I have been reading a lot about access control lately. I am a firm believer in least access. Only give access to those people who need it and deny access to everyone else.
This story in the Register is a prime example of someone having more access than they should have...
http://www.theregister.co.uk/2008/01/24/disgruntled_employee_silent_rampage/
the gist is this ...
An administrative assistant (AA) who thought she was about to be replaced went to the office between 11PM and 3 AM Sunday and deleted a large number of files from the architects office she worked for.
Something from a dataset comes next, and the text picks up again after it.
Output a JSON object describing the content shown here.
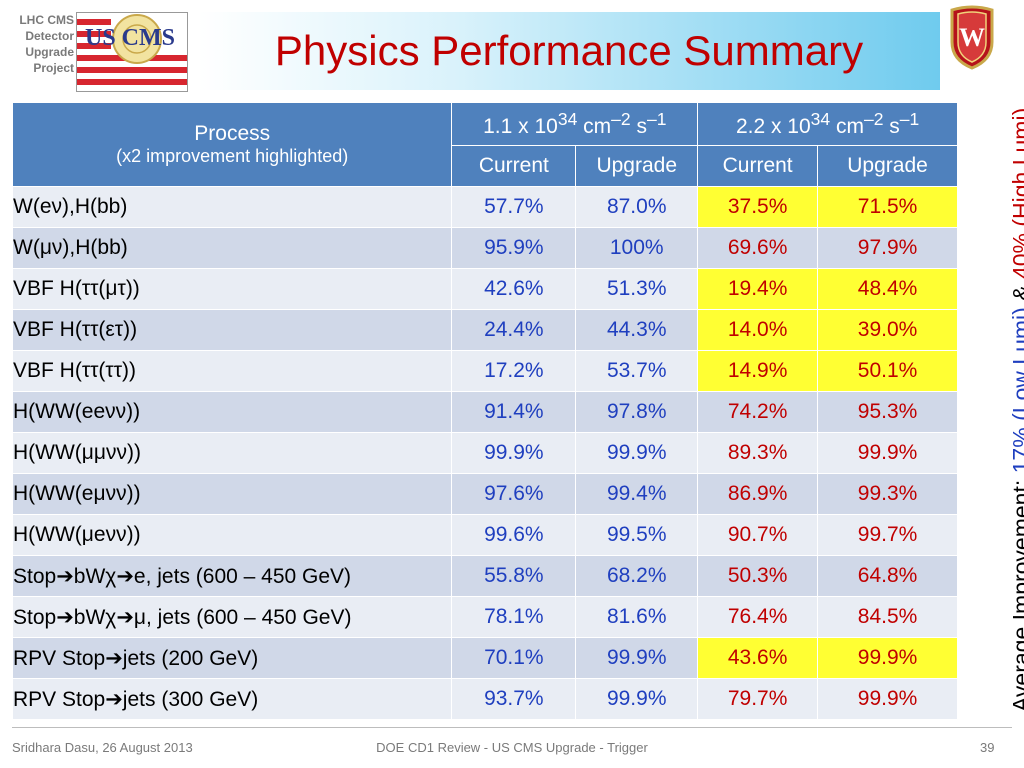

The firm was able to recover the files with the help of an outside company.
The story does not say how the files were deleted or whose account was used.
Assumptions I am making:
The company server was either in a common area (store room) or in a locked area that the AA had access to.
The server was logged in as administrator and not locked.
The AA's user account had access to the files
There were no time restrictions for login to the network.
Suggestions:
Server should be secured in areas that few people have access to.
Do not leave your server logged and unlocked on as an administrator, this is an invitation to having all of your files erased - oh wait.
Why does your AA have access to all of the files? Limit access to the really important files in your company. I know it is easier for everyone to have access to everything than to have to figure out who should have access to what, but that also makes it easier for your really important files to disappear.
If your office staff is not on site or not connecting on the weekends, turn off their access.
I relate this to having a safe in your house with a nice combination lock. To make best use of it you aren't going to leave the safe sitting out in the middle of your floor with door sitting wide open. You also would not give your cleaning company the combination to the safe.
Look around where you are at now, what could you do to improve the security of your company or home?
Be safe
James
(additional) a little communication could have avoided all of this - on both sides.
The Register does close the story with "(The AA's) job was never under threat, though it probably is now."